One of the most obnoxious liberal talking points on guns involves the idea that guns, in and of themselves, cause gun violence. Apparently, as this argument goes, guns or “gun culture” cause law-abiding citizens to transform into murderous nuts. In other words, more guns must mean more gun violence.
The argument was famously made by sports writer Jason Whitlock and forwarded by Bob Costas on Sunday Night Football after a player reportedly murdered his girlfriend and killed himself. According to Costas and Whitlock, guns “exacerbate our flaws, tempt us to escalate arguments, and bait us into embracing confrontation rather than avoiding it." In other words, guns make us violent.
Obviously, this argument is as flawed as saying that refrigerators exacerbate our flaws, tempt us to escalate our eating, and bait us into embracing gluttony rather than avoiding it. However, it’s also an argument that doesn’t remotely match up with what the numbers tell us. In fact, the numbers tell quite a different story.
According to the latest Small Arms Survey conducted by the Graduate Institute of International and Development Studies, the U.S. tops the world in civilian gun ownership. We have 89 guns for ever 100 residents. That’s well above Yemen’s second place rate of 55 guns per 100 and nearly twice the rate of Switzerland which comes in third at 46 guns per 100 residents.

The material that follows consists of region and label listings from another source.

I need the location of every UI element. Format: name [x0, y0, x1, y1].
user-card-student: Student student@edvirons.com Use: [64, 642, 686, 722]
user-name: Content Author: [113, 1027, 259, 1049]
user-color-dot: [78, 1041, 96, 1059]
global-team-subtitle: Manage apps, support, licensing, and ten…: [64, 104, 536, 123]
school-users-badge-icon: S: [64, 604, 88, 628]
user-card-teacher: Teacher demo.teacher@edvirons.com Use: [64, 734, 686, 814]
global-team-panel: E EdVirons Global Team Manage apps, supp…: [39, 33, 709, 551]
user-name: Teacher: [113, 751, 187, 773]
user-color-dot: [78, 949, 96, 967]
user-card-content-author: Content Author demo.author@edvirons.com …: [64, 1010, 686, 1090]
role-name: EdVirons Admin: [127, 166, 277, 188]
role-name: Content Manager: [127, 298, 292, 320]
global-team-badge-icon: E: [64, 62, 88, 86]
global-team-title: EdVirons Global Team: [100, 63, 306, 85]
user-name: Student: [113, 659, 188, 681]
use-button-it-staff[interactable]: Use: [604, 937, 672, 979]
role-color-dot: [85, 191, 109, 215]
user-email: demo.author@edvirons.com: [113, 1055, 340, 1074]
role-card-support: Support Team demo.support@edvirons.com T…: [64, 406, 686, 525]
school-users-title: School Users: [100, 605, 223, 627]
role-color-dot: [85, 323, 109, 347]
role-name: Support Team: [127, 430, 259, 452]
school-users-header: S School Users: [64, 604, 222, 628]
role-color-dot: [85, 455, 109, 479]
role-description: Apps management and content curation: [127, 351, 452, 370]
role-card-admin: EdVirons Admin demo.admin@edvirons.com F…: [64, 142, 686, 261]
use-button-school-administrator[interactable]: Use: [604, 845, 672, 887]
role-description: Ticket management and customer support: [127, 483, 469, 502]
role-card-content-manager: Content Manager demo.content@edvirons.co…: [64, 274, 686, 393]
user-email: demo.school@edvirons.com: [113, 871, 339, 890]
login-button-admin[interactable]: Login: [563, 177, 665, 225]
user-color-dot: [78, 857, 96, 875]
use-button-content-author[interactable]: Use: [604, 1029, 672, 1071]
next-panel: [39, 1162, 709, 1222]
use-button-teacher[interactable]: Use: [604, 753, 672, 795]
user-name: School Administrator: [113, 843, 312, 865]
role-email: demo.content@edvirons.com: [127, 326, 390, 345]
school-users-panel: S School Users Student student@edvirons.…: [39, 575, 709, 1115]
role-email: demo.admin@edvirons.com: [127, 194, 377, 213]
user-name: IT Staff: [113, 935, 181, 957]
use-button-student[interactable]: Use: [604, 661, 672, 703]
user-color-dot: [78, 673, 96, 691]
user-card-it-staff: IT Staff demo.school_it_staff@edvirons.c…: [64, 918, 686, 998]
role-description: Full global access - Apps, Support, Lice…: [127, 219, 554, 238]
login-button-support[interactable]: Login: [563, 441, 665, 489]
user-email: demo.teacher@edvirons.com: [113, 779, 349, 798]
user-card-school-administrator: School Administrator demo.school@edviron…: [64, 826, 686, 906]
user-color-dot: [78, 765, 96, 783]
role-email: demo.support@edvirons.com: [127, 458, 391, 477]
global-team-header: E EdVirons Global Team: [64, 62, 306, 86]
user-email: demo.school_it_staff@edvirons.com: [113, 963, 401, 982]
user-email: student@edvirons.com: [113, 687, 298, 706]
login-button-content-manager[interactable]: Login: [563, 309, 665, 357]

To put it bluntly, we have a lot of guns.
If Whitlock, Costas, and their allies are correct, that must mean that our gun murder rate is by far the highest in the world, right? We must be first in gun murders.
But, according to information provided by the UN’s Office on Drugs and Crime and compiled by the Guardian, the answer is an emphatic “No.”
The U.S. is not the world leader in the homicide-by-firearm rate. It does not even crack the top 25 in that category.
Instead, the U.S. has the 28th highest homicide by firearm rate of the countries in the report.
This phenomenon isn’t uniquely American, either. Switzerland, which ranks third in civilian gun ownership rate at 46 guns per 100 residents, has only the 46th highest homicide rate. Finland, which has the fourth most civilian owned guns at 45 guns per 100 residents, is 63rd on the list.
So, despite the blustering of Bob Costas and the like, guns do not appear to turn ordinary people into monsters. More guns do not, in fact, mean more gun violence. Guns can be, and commonly are, used in a responsible manor by people all over the world and, especially, here in the United States.